[XAP]Bob wrote: ↑18 Jul 2021, 12:17pm
PDQ Mobile wrote: ↑15 Jul 2021, 10:08am
Mick F wrote: ↑12 Jul 2021, 7:50pmGearboxes are antiquated and consigned to history synchro or otherwise.
It seems to me you overlook in your inimitable way a couple of things.
One is work!
A gearbox does WORK. Hard pulling work.
It may be the reason your hybrid is not plated to tow. The transmission is not strong enough to withstand long periods of sustained torque?
This is done, made lightweight in effect, in the interests of economy.
But it will bust if you stress it too hard.
Work and reliability are important to some of us.
I have an old tractor here, 70 plus years and counting. It works fine and the gears are as sweet and precise as the day it left the factory!
It has produced, in it's lifetime, a lot of food. Thousands of hours of ploughing etc.
There is nothing inherently inefficient about a well designed oil bath gearbox.
Or IHG!!! Though derailleur wins slightly on the efficiency side, but not on durability.
Pays your money ... etc.
An electric drivetrain doesn't need a gearbox - because it doesn't suffer from the limitations of an ICE.

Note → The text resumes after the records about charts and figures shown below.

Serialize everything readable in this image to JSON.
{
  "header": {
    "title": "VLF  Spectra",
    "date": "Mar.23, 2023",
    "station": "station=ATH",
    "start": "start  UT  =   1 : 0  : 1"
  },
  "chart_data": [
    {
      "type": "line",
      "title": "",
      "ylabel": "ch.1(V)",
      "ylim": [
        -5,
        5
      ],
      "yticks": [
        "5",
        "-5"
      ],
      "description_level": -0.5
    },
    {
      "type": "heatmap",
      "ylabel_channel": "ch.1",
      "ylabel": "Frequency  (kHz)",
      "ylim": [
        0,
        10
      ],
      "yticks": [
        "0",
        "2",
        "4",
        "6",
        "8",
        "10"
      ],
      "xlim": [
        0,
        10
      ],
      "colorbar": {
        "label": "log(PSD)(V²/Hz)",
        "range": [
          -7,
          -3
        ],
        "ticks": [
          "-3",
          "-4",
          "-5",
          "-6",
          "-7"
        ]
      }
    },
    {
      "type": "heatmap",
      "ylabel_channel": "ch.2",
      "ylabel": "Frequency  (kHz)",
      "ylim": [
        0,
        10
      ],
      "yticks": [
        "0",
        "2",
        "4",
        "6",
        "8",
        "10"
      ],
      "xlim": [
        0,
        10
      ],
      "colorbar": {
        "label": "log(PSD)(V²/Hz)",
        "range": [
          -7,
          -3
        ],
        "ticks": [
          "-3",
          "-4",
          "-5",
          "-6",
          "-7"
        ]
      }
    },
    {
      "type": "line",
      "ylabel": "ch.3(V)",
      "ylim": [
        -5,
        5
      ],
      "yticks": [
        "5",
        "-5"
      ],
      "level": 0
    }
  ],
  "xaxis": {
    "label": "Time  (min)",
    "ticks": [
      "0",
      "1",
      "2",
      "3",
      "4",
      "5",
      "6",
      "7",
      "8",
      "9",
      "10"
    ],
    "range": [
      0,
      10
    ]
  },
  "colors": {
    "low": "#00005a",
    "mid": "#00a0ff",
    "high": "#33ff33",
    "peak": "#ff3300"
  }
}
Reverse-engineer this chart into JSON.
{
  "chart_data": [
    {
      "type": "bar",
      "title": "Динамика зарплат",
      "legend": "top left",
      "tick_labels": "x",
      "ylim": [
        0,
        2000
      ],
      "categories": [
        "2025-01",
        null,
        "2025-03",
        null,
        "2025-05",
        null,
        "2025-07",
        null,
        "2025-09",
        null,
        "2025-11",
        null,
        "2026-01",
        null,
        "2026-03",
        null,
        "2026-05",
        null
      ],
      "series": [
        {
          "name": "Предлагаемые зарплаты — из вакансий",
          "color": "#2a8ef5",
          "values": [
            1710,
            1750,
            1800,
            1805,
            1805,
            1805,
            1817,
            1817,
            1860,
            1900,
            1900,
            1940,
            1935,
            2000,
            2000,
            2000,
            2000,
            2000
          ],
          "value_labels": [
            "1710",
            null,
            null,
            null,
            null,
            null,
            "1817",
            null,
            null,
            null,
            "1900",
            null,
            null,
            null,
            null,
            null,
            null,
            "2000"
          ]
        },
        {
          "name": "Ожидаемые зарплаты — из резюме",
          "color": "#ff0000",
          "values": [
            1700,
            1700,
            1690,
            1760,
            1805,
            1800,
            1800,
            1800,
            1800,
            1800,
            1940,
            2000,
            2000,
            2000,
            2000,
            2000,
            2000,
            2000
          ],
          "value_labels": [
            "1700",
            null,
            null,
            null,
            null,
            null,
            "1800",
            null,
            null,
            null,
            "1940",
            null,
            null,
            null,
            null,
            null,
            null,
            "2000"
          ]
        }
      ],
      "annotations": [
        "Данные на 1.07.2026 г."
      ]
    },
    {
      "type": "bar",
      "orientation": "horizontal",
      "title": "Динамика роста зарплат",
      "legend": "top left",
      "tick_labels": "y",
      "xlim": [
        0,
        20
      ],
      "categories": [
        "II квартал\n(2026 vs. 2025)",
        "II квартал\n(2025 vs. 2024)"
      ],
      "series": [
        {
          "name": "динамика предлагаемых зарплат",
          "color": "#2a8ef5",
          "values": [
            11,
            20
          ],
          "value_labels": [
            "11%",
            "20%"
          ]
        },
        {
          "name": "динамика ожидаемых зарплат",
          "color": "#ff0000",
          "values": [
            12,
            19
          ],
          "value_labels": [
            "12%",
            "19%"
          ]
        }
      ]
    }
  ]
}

The only reason (motor vehicle) gearboxes exist is that infernal combustion engines can't do decent torque across a wide rev range, and are particularly rubbish at low revs. There were a few gearboxes in the era of steam power, but again you can get torque at zero/low revs, so you don't need a clutch and gearbox.
The torque provided by an electric motor is available across it's entire rev range, from zero to thousands of rpm, and both the torque and rev range can be designed to be whatever is needed for a job.
Your final transmission is completely independent of the power source, and yes, I am sure that lightweight transmission parts can't take silly torque, but that's like complaining that a moped can't plough the field - it's not meant to.
Of course one does not expect to plough with a moped.
And it was not my point.
Any reduction gearbox will increase torque at the output side and that is independent of power source.
There may well be instances where some reduction of output from an electric motor is an advantage. A smaller motor doing the work but more slowly. A rechargable drill often has two speeds by dint of a small gearbox.
Frictional losses in oil bath gears are not great
My point was more about durability really.
That remains something of an unknown for electric vehicles but I suspect the electronic complexity will not see them into the long term very well. We shall see.
The wider point is that while I really like electric as a motive power, trains (which we as a nation have still failed to fully electrify) draw power directly from an overhead wire are fantastic.
Feel that torque!!
Battery technology I am more sceptical of.
And like it or not 50% of UK leccy still generates CO2.
Throw in production energy costs in manufacture of what, if they follow current vehicle trends, have become throw away items, then the green credentials look rather more suspect, IMHO.
I have become, in old age, deeply mistrustful of the word "eco".